Run on many samples
To run the pipeline on a few samples if relatively straightforward, but when we need to run it on 100s of samples it can get a bit unwieldy to type every command out. For this purpose it is possible to use the batch
function.
usage: tb-profiler batch [-h] --csv CSV [--args ARGS] [--jobs JOBS]
[--threads_per_job THREADS_PER_JOB] [--dir DIR]
[--temp TEMP] [--version]
optional arguments:
-h, --help show this help message and exit
--csv CSV CSV with samples and files (default: None)
--args ARGS Arguments to use with tb-profiler (default: None)
--jobs JOBS, -j JOBS Threads to use (default: 1)
--threads_per_job THREADS_PER_JOB, -t THREADS_PER_JOB
Threads to use (default: 1)
--dir DIR, -d DIR Storage directory (default: .)
--temp TEMP Temp firectory to process all files (default: .)
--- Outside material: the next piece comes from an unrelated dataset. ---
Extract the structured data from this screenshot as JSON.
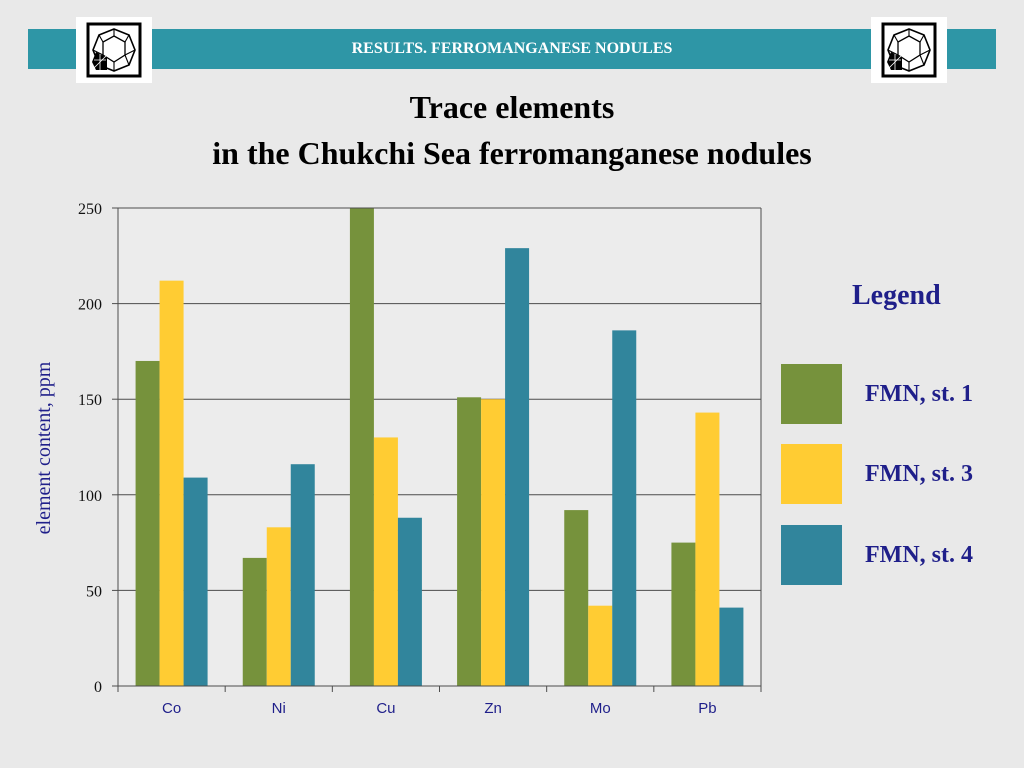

--version show program's version number and exit
Here you can supply a CSV file with the following headings:
- id - this will be used to name the files (required)
- read1 - the path to the forward read
- read2 - the path to the reverse read
- bam - the path to the bam/cram file
- vcf - the path to the vcf file
- fasta - the path to the fasta file
Each line should have at least the id field and at least of of the input file fields depending on what data you have.